Premier règlement régulier, 1618. — Poursuites contre les contrevenants à ce règlement. — Opposition faite aux doreurs malgré leurs titres de maîtrise. — Pigoreau, en dépit des envieux, pousse sa fortune. — L’histoire des Doreurs de bottes se faisant doreurs de livres mise à néant. — Poursuites contre des Compagnons. — Nouveau règlement dit de Vitré. — Longs débats auxquels il donne lieu sans qu’il soit adopté. — Nouveau procès contre les doreurs. — Convention passée entre divers Relieurs pour les prix de certaines reliures.


Jusqu’alors la corporation des libraires, imprimeurs et relieurs n’avait pas de règlement général proprement dit ; elle s’était toujours soumise à la direction de l’Université et s’administrait d’après certains édits royaux réglant tantôt un point, tantôt un autre, mais n’embrassant pas l’ensemble des cas qui pouvaient se présenter. L’édit de Chateaubriant du 27 juin 1551 par exemple contenait quinze articles concernant presque exclusivement les imprimeurs. Celui de mai 1571 traitait de la réformation de l’imprimerie ; la déclaration du 10 septembre 1572 réglait simplement les droits et les devoirs des compagnons et des apprentis, tandis que l’arrêt du Parlement du 27 juin 1577 défendait à ceux qui n’étaient ni libraires, ni imprimeurs, ni relieurs, d’exercer aucune de ces professions.

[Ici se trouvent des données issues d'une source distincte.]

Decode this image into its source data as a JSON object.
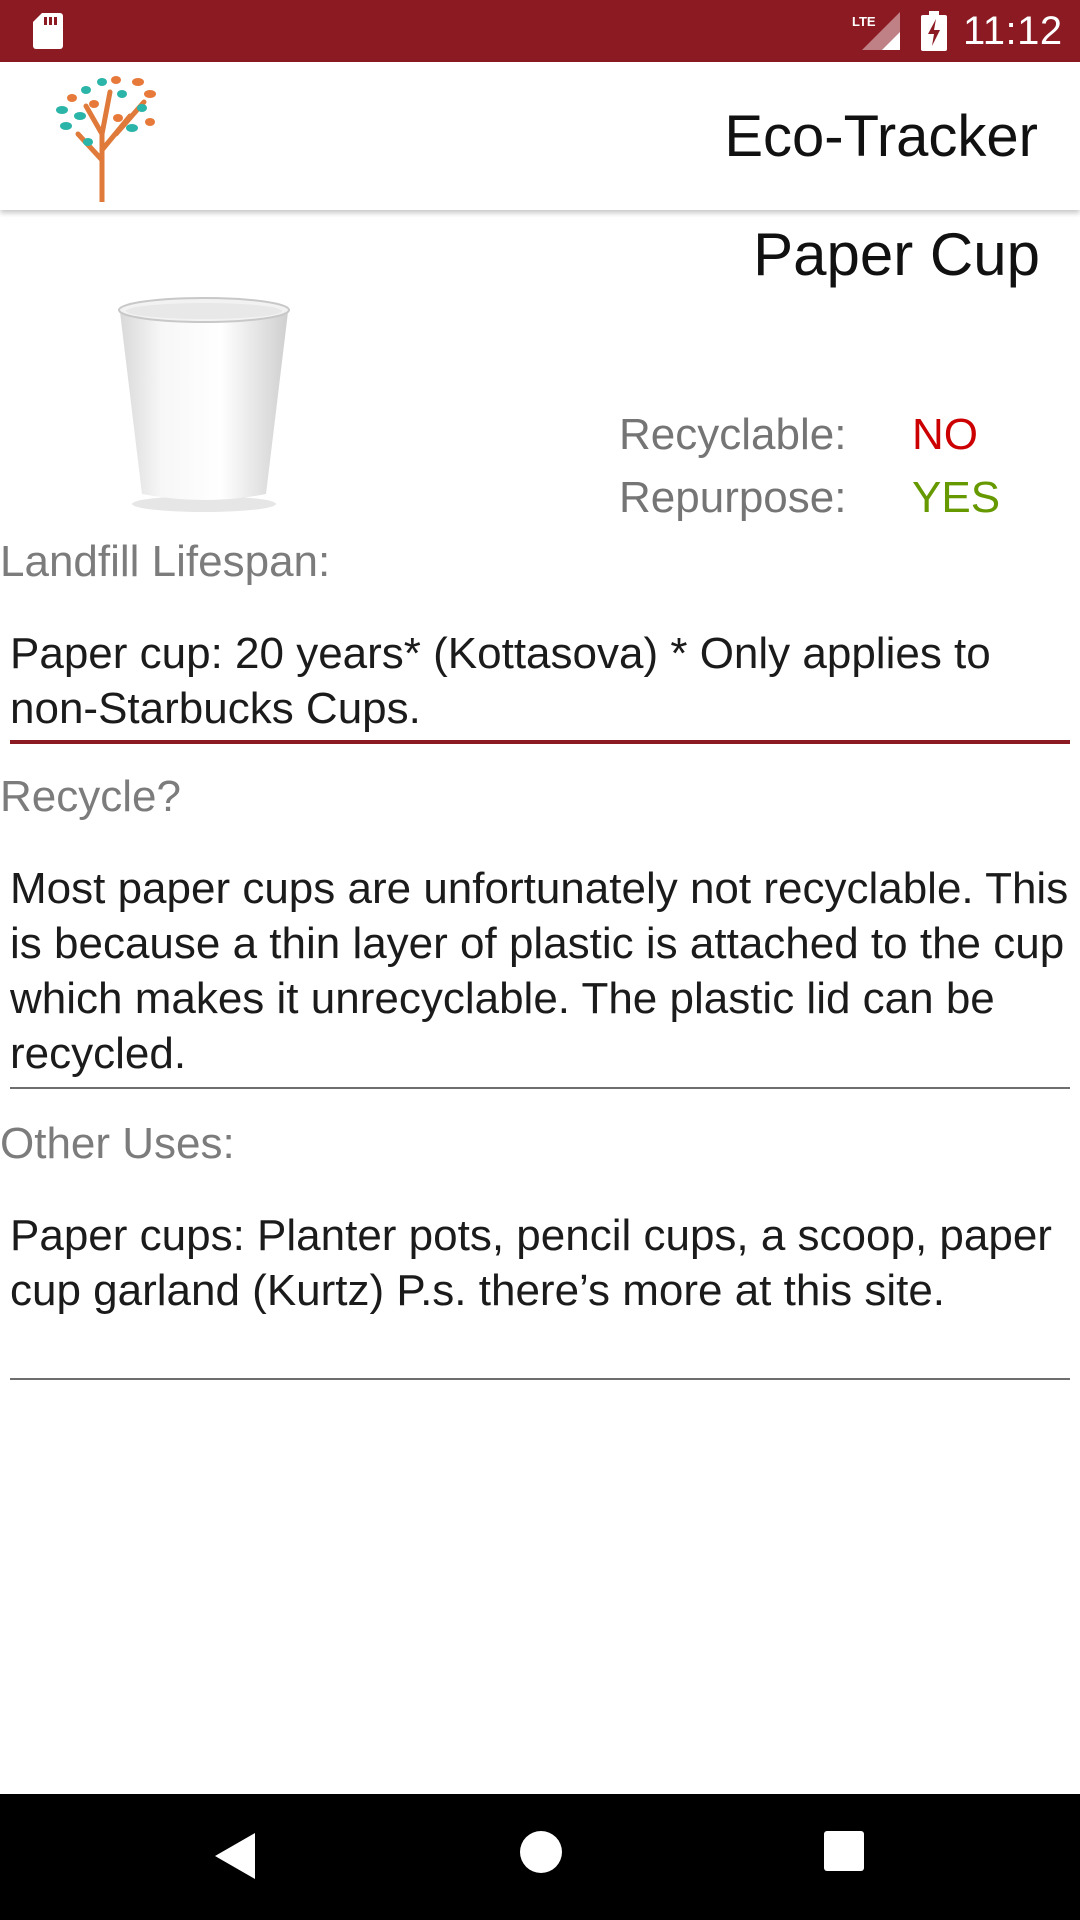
{
  "status_bar": {
    "network": "LTE",
    "time": "11:12"
  },
  "app_bar": {
    "title": "Eco-Tracker",
    "logo_icon": "tree-logo-icon"
  },
  "item": {
    "name": "Paper Cup",
    "image_icon": "paper-cup-image",
    "properties": [
      {
        "label": "Recyclable:",
        "value": "NO",
        "color": "#cc0000"
      },
      {
        "label": "Repurpose:",
        "value": "YES",
        "color": "#669900"
      }
    ]
  },
  "sections": [
    {
      "label": "Landfill Lifespan:",
      "text": "Paper cup: 20 years* (Kottasova)  * Only applies to non-Starbucks Cups."
    },
    {
      "label": "Recycle?",
      "text": "Most paper cups are unfortunately not recyclable.  This is because a thin layer of plastic is attached to the cup which makes it unrecyclable.  The plastic lid can be recycled."
    },
    {
      "label": "Other Uses:",
      "text": "Paper cups: Planter pots, pencil cups, a scoop, paper cup garland (Kurtz) P.s. there’s more at this site."
    }
  ],
  "colors": {
    "primary": "#8b1a22",
    "negative": "#cc0000",
    "positive": "#669900"
  },
  "nav_bar": {
    "back_icon": "back-triangle-icon",
    "home_icon": "home-circle-icon",
    "recents_icon": "recents-square-icon"
  }
}
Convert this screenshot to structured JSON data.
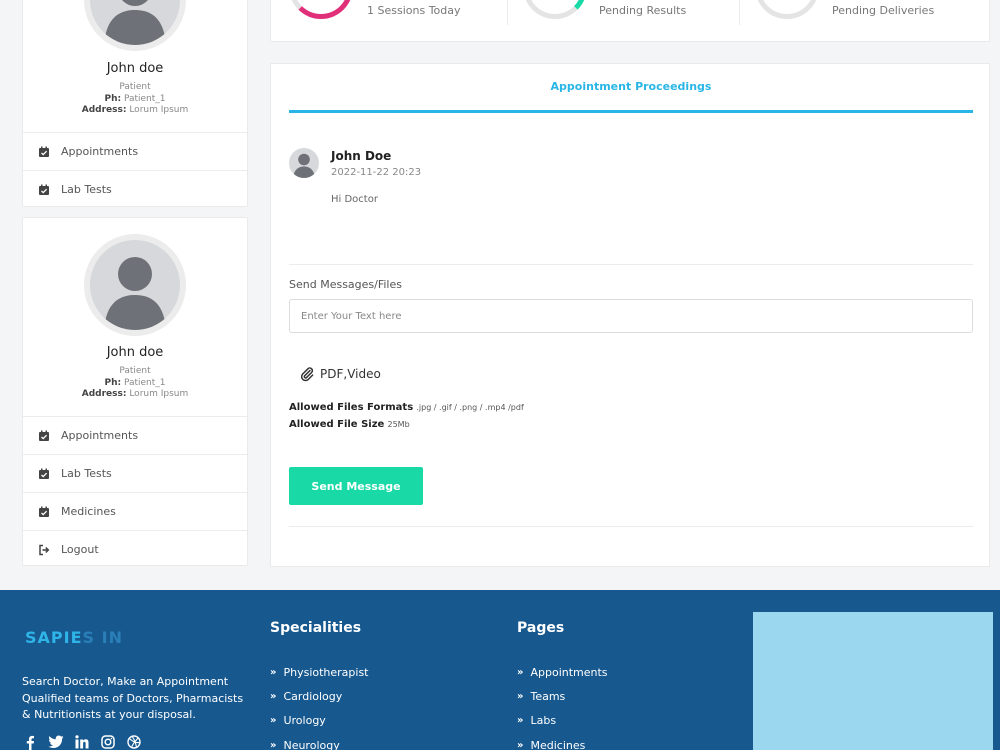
{
  "profile_cards": [
    {
      "name": "John doe",
      "role": "Patient",
      "ph_label": "Ph:",
      "ph_value": "Patient_1",
      "address_label": "Address:",
      "address_value": "Lorum Ipsum",
      "menu": [
        "Appointments",
        "Lab Tests"
      ]
    },
    {
      "name": "John doe",
      "role": "Patient",
      "ph_label": "Ph:",
      "ph_value": "Patient_1",
      "address_label": "Address:",
      "address_value": "Lorum Ipsum",
      "menu": [
        "Appointments",
        "Lab Tests",
        "Medicines",
        "Logout"
      ]
    }
  ],
  "stats": [
    {
      "label": "1 Sessions Today",
      "ring_color": "#e0307a"
    },
    {
      "label": "Pending Results",
      "ring_color": "#19d9a6"
    },
    {
      "label": "Pending Deliveries",
      "ring_color": "#555555"
    }
  ],
  "proceedings": {
    "title": "Appointment Proceedings",
    "message": {
      "author": "John Doe",
      "timestamp": "2022-11-22 20:23",
      "text": "Hi Doctor"
    },
    "send_label": "Send Messages/Files",
    "input_placeholder": "Enter Your Text here",
    "attach_label": "PDF,Video",
    "formats_label": "Allowed Files Formats",
    "formats_value": ".jpg / .gif / .png / .mp4 /pdf",
    "size_label": "Allowed File Size",
    "size_value": "25Mb",
    "send_button": "Send Message"
  },
  "footer": {
    "logo_text": "SAPIE",
    "logo_fade": "S IN",
    "about_lines": [
      "Search Doctor, Make an Appointment",
      "Qualified teams of Doctors, Pharmacists",
      "& Nutritionists at your disposal."
    ],
    "specialities_title": "Specialities",
    "specialities": [
      "Physiotherapist",
      "Cardiology",
      "Urology",
      "Neurology"
    ],
    "pages_title": "Pages",
    "pages": [
      "Appointments",
      "Teams",
      "Labs",
      "Medicines"
    ],
    "socials": [
      "facebook-icon",
      "twitter-icon",
      "linkedin-icon",
      "instagram-icon",
      "dribbble-icon"
    ]
  },
  "colors": {
    "accent": "#29b6e6",
    "button": "#19d9a6",
    "footer_bg": "#17588f"
  }
}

En 1610, le 20 novembre, il parut un règlement pour la réformation de la librairie et de l’imprimerie ; mais le Parlement, par arrêt du 15 février 1611, le mit à néant et ordonna que, s’il y avait lieu d’en faire un nouveau, la communauté devrait se pourvoir devant lui. Sous le syndicat de David Douceur, en 1614, on proposa un second règlement, que le Parlement ne sanctionna pas plus que le premier. Enfin, le 24 mai 1617, le lieutenant civil, H. de Mesmes, ayant permis au syndic et aux adjoints de nommer dix-huit membres de la communauté pour travailler à un troisième règlement, cette commission rédigea un projet en 38 articles que le Roi, par lettres patentes du 1er juin 1618, renvoya à l’examen du prévôt de Paris, des procureurs du Parlement et du Châtelet. Accepté par eux, ce projet, devenant règlement définitif, fut enregistré au Parlement le 9 juillet et au Châtelet le 13 du même mois.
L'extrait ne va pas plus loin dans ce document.